Former Bank of England Monetary Policy Committee Member, David Blanchflower, said that raising rates very soon will be a disaster and “foolish.” He told BBC Radio 4 that interest rates are at 0.1% but economists warn that inflation could peak at 6.0%. Former MPC member Andrew Sentance laughed at Danny Blanchflower’s comments saying that he did not understand monetary policy. With economists being torn about the prospect of higher interest rates, it is not surprising that there are so many differing views. However, markets have priced in a rate hike and expectations remain solid that an interest rate hike is possible in November.
Bank of England has been Misunderstood?
At the same time, analysts argue that the BoE Governor’s recent comments have been misunderstood and that a November rate rise is unlikely.

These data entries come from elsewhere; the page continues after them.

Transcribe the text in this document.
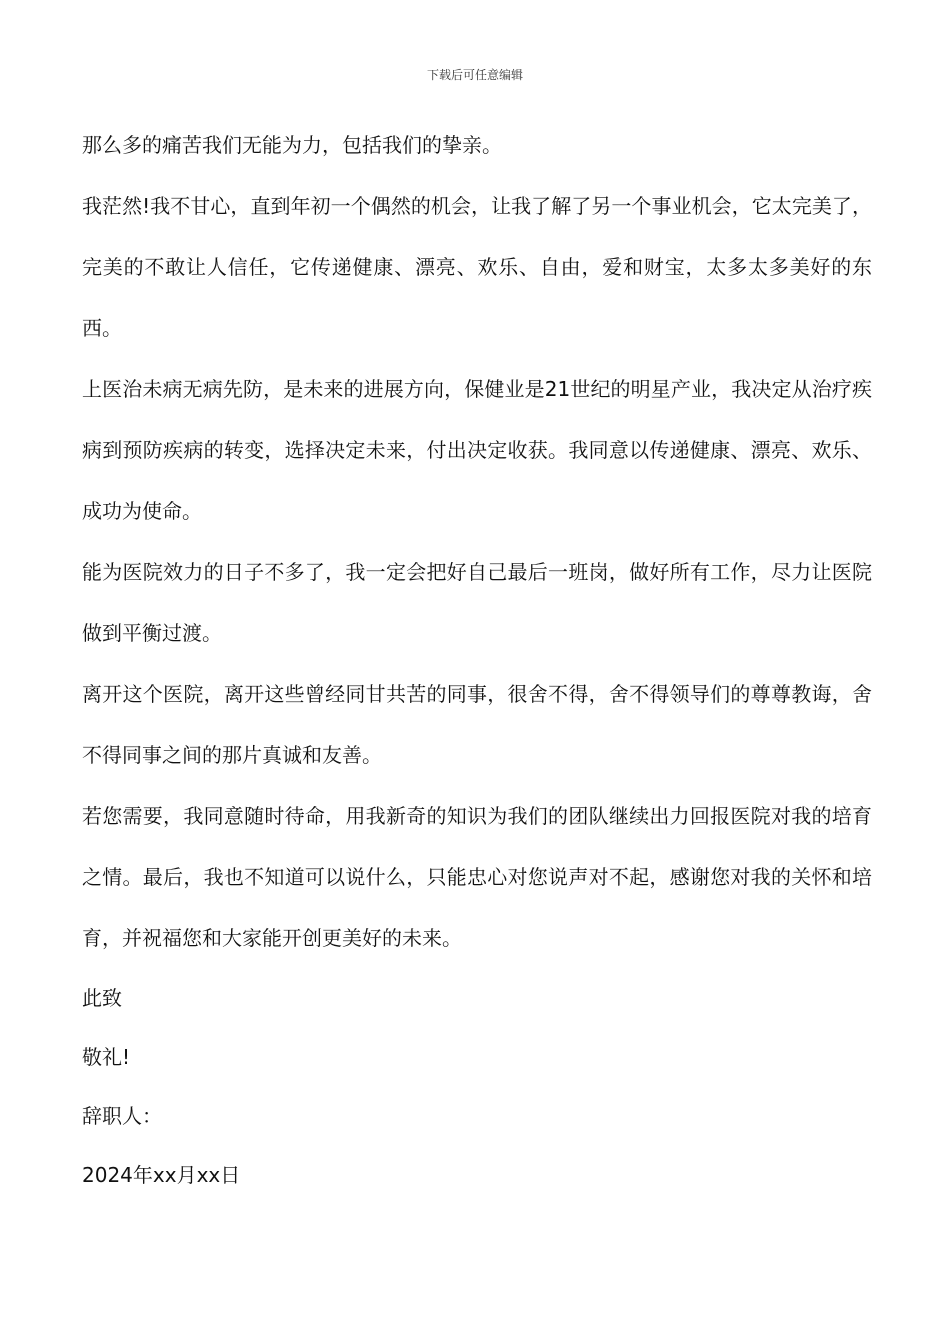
下载后可任意编辑

那么多的痛苦我们无能为力，包括我们的挚亲。

我茫然!我不甘心，直到年初一个偶然的机会，让我了解了另一个事业机会，它太完美了，完美的不敢让人信任，它传递健康、漂亮、欢乐、自由，爱和财宝，太多太多美好的东西。

上医治未病无病先防，是未来的进展方向，保健业是21世纪的明星产业，我决定从治疗疾病到预防疾病的转变，选择决定未来，付出决定收获。我同意以传递健康、漂亮、欢乐、成功为使命。

能为医院效力的日子不多了，我一定会把好自己最后一班岗，做好所有工作，尽力让医院做到平衡过渡。

离开这个医院，离开这些曾经同甘共苦的同事，很舍不得，舍不得领导们的尊尊教诲，舍不得同事之间的那片真诚和友善。

若您需要，我同意随时待命，用我新奇的知识为我们的团队继续出力回报医院对我的培育之情。最后，我也不知道可以说什么，只能忠心对您说声对不起，感谢您对我的关怀和培育，并祝福您和大家能开创更美好的未来。

此致

敬礼!

辞职人：

2024年xx月xx日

Bailey has stated that the Bank will act if there are inflation risks in the medium-term and that the Monetary Policy Committee will wait and see until December when labour market data is available.
Also, for some analysts, the subsequent rate hikes being priced in by investors are a bit extreme as possibly two rates maximum by the end of 2022 sounds more reasonable. However, any recent hike expectations being priced out could also negatively impact on the pound.
Others have argued that, if indeed early interest rate hikes will be disastrous to the economy, then pricing out these rate hikes will possibly support the pound. With so many different arguments, it is not yet clear how the pound will react. Some commentators have even gone as far as to suggest that the pound will fall whatever happens. For example, if the BoE ends up being more dovish and does not raise interest rates, it will end up disappointing markets. On the other hand, if it does deliver early rate hikes it might end up making a policy mistake. Nonetheless, Friday’s PMI data might offer further guidance: if it comes stronger than expected then the pound will strengthen and so will the case for raising interest rates.